NAG5-3148, NAG5-6855, NAG5-2323, NAG5-7043


[Download IDFS Documentation]

The Instrument Data File Set (IDFS) is a set of files written in a prescribed format which contain data, timing data, and meta-data. IDFS development and evolution has been underway for the past decade, overlapping with the other storage and representation methods like CDF, HDF, and FITS. The impetus behind the IDFS is the need to maintain certain meta-data parameters with the data in order to make the displays like those in the examples possible. The two key tasks supported by the IDFS are the real-time conversion of telemetry values to engineering and scientific units as the data is accessed and the registration of each data sample to a given point in time. In magnetospheric physics, time tagging is very important because data are commonly acquired from many different sensors at the same time. Simultaneous measurements on different satellites or between a satellite and ground stations are increasingly important. Even small timing errors may completely confound a proper physical interpretation of the data.

There are three kinds of information that go into an IDFS for a given instrument: the telemetry of the sampled data, ancillary or engineering telemetry, and a large quantity of information not necessarily from the spacecraft. This last class of data can contain all sorts of calibration and timing factors. The full details are much too involved to be covered in this overview. One source of information that can be referenced in order to gain a better understanding of IDFS is the Frequently Asked Questions (FAQ) list. Given the fact that many spacecraft now have instruments that operate in nondeterministic ways due to data adaptive mode changing, the IDFS can be exceedingly detailed. However, once data is stored in an IDFS, a library of access routines allows the SDDAS to extract most any needed parameter.

The three required files within an IDFS are: data file, header file, and the virtual instrument description file (VIDF). A virtual instrument is a data stream of one measured parameter or a group of closely related parameters and it may optionally contain calibration data. The data file contains the data in its most basic form, such as telemetry values. The header file contains timing information about the data and is mainly useful when the data are non-contiguous in time.
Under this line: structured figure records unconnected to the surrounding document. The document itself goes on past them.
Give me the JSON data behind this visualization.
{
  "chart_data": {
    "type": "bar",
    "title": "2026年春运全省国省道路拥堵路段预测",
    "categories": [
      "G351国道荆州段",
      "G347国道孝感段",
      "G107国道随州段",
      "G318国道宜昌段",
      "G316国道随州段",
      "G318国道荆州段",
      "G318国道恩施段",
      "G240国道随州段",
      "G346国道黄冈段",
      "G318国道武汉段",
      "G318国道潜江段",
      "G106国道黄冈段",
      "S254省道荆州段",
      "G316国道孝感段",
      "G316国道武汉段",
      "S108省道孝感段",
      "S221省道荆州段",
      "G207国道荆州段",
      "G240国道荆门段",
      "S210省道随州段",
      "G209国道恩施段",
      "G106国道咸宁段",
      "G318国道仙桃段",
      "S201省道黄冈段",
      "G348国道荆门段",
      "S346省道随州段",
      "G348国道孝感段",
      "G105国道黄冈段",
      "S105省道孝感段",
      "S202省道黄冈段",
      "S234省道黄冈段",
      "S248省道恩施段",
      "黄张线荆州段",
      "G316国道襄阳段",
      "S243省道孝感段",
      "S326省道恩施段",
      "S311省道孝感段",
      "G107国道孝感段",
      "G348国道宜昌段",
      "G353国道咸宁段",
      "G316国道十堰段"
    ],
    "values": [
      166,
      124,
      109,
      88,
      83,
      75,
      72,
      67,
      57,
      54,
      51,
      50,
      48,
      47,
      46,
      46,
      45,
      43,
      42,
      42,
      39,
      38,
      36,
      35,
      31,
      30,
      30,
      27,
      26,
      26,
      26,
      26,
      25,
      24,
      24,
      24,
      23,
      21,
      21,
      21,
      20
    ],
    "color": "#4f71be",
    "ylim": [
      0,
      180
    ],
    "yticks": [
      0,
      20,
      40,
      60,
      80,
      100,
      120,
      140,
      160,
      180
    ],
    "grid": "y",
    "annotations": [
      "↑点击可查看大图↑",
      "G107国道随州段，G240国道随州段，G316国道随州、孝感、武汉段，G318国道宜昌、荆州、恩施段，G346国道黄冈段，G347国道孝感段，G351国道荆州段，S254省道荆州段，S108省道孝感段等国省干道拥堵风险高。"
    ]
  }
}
The VIDF contains text parameter descriptions, calibration tables, and a great deal more meta-data.

Additional components of the IDFS

An additional meta-file, called the Plot Information and Description File (PIDF), is used as a mechanism to further parameterize the creation of displays. This optional file contains various limit values and labels that must be associated with a particular virtual instrument. Default values are stored in the PIDF, also.

An important feature of the SDDAS is the ability to perform user-specified transformations on the data before it is displayed or plotted. The user describes each algorithm using a symbolic language that is placed in a Special Computations File (SCF). The PIDF file can then reference the SCF and the transformed data will appear as a "data source" exactly like data residing on disk. We envision a basic set of transformations being pre-coded and provided along with the SDDAS to the science community.